On sports, I know she values the human right over a supposed sanctity of the competition. Her attitude towards all of our institutions and activities is "if tolerance and egalitarianism mess with you, the worse for you." So sports is a bad example.
I will pose a thought experiment to her to try to short out her wires. Posit STEM scholarships for women. How do you feel about trans women receiving them? Should there be some mechanism for verifying they are women? By my prior sweeping generalization, there should not. The rightwing bugbear Mr. T should be able to walk in, say "I identify as a woman," and qualify.
That might be a problem for her.
Does it change your mind at all if we get away from individual events like swimming and track and into contact sports? A previous poster mentioned how playing boys hockey got more dangerous for them as they all got older. Girls wrestling is becoming bigger in many states at the high school level, and women's boxing and MMA fights are already big professionally. Are you still ok with a trans woman competing in those sports with no restrictions or requirements to have been on hormone blockers for a set amount of time whatsoever? Participation still trumps all?
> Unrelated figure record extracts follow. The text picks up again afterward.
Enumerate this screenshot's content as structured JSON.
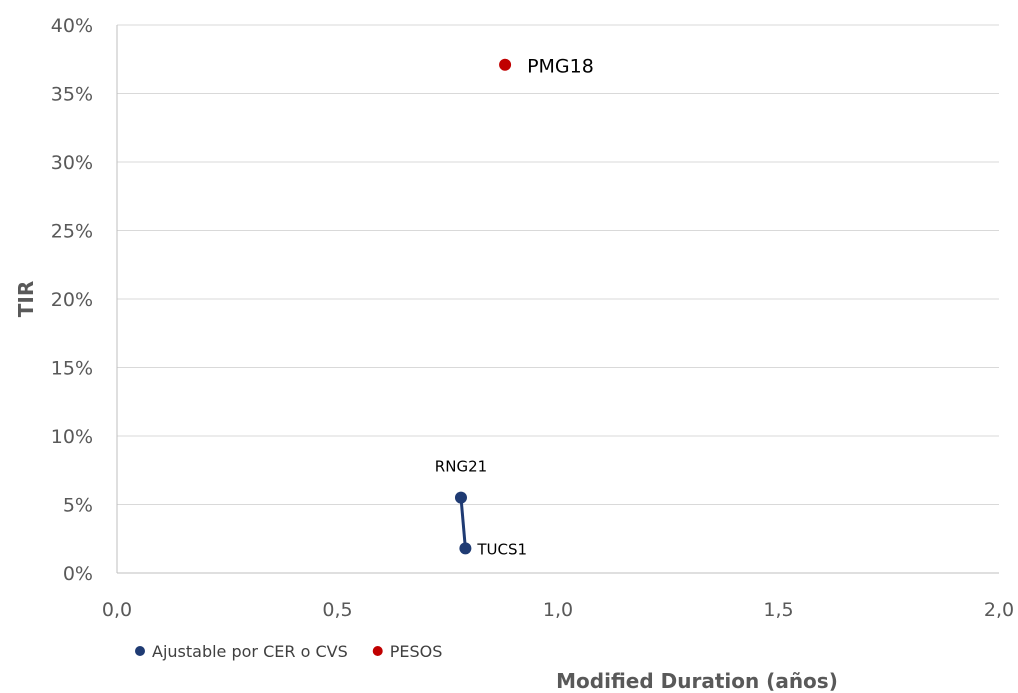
{
  "chart_data": {
    "type": "scatter",
    "title": "",
    "xlabel": "Modified Duration (años)",
    "ylabel": "TIR",
    "xlim": [
      0,
      2
    ],
    "ylim": [
      0,
      0.4
    ],
    "x_ticks": [
      "0,0",
      "0,5",
      "1,0",
      "1,5",
      "2,0"
    ],
    "x_tick_values": [
      0,
      0.5,
      1.0,
      1.5,
      2.0
    ],
    "y_ticks": [
      "0%",
      "5%",
      "10%",
      "15%",
      "20%",
      "25%",
      "30%",
      "35%",
      "40%"
    ],
    "y_tick_values": [
      0,
      0.05,
      0.1,
      0.15,
      0.2,
      0.25,
      0.3,
      0.35,
      0.4
    ],
    "grid": "horizontal",
    "legend_position": "bottom-left",
    "series": [
      {
        "name": "Ajustable por CER o CVS",
        "color": "#1f3b73",
        "connected": true,
        "points": [
          {
            "label": "RNG21",
            "x": 0.78,
            "y": 0.055
          },
          {
            "label": "TUCS1",
            "x": 0.79,
            "y": 0.018
          }
        ]
      },
      {
        "name": "PESOS",
        "color": "#c00000",
        "connected": false,
        "points": [
          {
            "label": "PMG18",
            "x": 0.88,
            "y": 0.371
          }
        ]
      }
    ]
  }
}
On the individual high contact sports like wrestling it's just like going up against a very strong cis woman.
On team sports my initial reaction is a pause. That's interesting. I'm certainly wrong and it's some latent bullsh-t in my beliefs, but I don't know where it comes from. That's a good experiment. So is the justice one I'm going to ask my wife above, although for me personally that's not a problem because, for me, just because some might take advantage is no justification for denying a person their rights.
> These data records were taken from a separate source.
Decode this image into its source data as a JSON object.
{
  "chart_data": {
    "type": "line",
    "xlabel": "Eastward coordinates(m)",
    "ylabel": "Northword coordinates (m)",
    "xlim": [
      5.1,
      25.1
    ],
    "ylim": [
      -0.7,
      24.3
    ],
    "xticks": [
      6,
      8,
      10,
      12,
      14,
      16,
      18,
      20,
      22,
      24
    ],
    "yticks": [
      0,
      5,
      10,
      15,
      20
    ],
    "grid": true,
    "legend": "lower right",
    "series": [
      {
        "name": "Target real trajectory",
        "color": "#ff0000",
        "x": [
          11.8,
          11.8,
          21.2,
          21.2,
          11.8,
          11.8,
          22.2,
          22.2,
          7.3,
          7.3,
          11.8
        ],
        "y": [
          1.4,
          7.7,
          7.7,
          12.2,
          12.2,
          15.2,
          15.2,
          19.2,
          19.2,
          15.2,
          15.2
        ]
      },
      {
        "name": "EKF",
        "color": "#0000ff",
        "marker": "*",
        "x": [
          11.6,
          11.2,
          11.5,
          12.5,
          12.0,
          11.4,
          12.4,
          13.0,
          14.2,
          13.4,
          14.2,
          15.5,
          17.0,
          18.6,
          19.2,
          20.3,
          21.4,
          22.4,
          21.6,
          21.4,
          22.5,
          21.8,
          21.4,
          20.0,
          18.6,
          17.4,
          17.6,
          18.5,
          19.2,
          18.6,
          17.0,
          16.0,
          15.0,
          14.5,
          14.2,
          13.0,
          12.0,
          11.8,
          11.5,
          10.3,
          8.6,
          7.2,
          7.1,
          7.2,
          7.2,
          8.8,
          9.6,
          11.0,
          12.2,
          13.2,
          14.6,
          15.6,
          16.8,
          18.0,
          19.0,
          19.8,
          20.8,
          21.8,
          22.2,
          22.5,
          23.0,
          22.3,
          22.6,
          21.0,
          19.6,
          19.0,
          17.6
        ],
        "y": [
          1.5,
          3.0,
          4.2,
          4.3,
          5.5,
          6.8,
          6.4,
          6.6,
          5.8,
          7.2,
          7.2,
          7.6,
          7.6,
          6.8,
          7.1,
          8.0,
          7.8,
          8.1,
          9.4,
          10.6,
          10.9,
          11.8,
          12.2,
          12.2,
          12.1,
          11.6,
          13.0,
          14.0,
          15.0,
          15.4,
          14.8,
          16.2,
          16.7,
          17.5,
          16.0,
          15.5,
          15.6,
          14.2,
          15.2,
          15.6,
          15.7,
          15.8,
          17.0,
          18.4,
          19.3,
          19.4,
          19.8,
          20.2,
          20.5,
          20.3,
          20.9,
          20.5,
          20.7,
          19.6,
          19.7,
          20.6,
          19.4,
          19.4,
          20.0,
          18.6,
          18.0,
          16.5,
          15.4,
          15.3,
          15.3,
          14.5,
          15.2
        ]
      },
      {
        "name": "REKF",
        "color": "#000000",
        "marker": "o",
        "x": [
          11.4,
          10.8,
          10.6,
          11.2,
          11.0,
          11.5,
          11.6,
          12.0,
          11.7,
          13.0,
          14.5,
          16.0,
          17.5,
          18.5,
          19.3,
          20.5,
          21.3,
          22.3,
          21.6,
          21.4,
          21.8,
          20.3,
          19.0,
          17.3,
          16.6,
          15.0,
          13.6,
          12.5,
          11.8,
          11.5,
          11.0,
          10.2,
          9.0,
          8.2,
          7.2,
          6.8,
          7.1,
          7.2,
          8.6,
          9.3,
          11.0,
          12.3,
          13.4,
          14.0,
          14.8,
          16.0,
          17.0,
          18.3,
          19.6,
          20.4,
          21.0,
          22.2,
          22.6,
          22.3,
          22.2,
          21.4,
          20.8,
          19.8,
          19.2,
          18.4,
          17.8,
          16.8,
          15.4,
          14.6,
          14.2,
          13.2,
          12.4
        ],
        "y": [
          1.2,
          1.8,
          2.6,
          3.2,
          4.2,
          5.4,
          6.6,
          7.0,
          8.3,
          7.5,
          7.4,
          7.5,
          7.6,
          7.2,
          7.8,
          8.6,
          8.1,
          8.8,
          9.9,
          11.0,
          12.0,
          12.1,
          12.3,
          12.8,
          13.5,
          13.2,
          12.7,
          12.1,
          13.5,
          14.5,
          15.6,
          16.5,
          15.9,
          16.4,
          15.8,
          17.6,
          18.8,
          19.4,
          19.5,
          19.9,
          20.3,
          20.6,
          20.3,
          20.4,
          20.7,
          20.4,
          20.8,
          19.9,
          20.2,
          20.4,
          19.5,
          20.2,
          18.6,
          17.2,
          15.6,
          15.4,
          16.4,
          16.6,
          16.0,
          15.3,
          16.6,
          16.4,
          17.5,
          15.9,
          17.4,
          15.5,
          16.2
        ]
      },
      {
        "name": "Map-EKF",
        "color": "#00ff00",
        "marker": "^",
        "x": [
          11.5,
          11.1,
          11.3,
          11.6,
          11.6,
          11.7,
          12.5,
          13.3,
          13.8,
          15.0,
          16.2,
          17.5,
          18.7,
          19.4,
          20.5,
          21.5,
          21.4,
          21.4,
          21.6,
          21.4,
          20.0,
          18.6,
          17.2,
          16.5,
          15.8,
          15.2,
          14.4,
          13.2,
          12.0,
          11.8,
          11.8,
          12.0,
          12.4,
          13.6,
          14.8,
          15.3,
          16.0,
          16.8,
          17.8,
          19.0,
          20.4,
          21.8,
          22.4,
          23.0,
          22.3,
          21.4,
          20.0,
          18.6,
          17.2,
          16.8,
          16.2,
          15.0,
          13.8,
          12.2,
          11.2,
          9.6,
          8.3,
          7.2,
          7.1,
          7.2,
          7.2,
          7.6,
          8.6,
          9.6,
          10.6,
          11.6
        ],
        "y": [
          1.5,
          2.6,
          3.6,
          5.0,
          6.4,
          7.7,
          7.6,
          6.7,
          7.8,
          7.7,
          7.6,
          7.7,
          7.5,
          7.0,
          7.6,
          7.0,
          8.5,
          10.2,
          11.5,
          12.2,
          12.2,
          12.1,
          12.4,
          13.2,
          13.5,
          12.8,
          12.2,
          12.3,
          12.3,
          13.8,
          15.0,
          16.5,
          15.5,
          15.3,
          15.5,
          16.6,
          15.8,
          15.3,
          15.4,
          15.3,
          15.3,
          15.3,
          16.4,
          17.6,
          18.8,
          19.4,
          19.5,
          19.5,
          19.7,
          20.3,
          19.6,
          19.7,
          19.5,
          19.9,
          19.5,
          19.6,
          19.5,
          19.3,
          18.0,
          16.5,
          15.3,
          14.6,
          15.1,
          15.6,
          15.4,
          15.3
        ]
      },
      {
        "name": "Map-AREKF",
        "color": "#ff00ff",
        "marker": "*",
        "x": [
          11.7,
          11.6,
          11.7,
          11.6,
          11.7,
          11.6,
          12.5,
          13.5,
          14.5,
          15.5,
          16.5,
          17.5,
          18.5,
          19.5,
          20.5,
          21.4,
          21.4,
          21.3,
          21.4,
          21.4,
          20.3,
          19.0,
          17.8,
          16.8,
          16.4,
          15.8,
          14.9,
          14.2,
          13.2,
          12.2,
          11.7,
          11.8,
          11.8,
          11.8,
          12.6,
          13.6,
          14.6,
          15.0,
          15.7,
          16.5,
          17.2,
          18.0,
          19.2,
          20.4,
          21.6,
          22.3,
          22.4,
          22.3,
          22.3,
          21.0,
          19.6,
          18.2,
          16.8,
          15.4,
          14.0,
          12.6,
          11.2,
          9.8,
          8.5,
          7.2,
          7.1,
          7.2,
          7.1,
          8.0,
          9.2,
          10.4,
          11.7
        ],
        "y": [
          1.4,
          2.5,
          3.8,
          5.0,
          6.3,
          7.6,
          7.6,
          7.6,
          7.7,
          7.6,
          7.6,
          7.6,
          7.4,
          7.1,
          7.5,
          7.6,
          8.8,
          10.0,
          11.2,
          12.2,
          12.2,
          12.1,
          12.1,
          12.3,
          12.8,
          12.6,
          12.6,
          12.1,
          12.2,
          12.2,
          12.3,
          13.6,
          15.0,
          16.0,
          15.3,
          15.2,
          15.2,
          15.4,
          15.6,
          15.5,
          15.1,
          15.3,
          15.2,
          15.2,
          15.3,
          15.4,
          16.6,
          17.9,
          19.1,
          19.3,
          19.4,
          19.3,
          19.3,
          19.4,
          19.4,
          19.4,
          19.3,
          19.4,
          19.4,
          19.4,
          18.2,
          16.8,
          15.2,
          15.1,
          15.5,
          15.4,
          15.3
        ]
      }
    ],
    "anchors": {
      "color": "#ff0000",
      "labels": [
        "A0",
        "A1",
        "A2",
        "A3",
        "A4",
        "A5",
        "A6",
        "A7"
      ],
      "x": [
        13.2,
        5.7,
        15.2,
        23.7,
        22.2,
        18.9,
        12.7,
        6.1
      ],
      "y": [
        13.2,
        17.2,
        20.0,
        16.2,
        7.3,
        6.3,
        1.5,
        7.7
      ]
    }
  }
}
But these were both excellent questions.
This may sound strange: I don't think we should be guided by principle, here. I know that seems weird, especially to rationalists like you and I. What I mean is, this is an area in which intellectual reasons to justify harming people are still fairly robust. We can't do that with slavery anymore, and intelligent people can't do it about reproductive rights, but trans rights are "new" to us and so there is still a lot of gross rationalization washing around in our heads that justifies making them contingent on other priorities.
Recognizing that, I'm going to go with "first do no harm." If it seems to violate a principle of fairness not to hurt someone, then that principle of fairness has not caught up to reality yet. I know that seems dicey, but it's the closest I can come to describing the experience of realizing some of my intellectual conclusions are nonetheless wrong.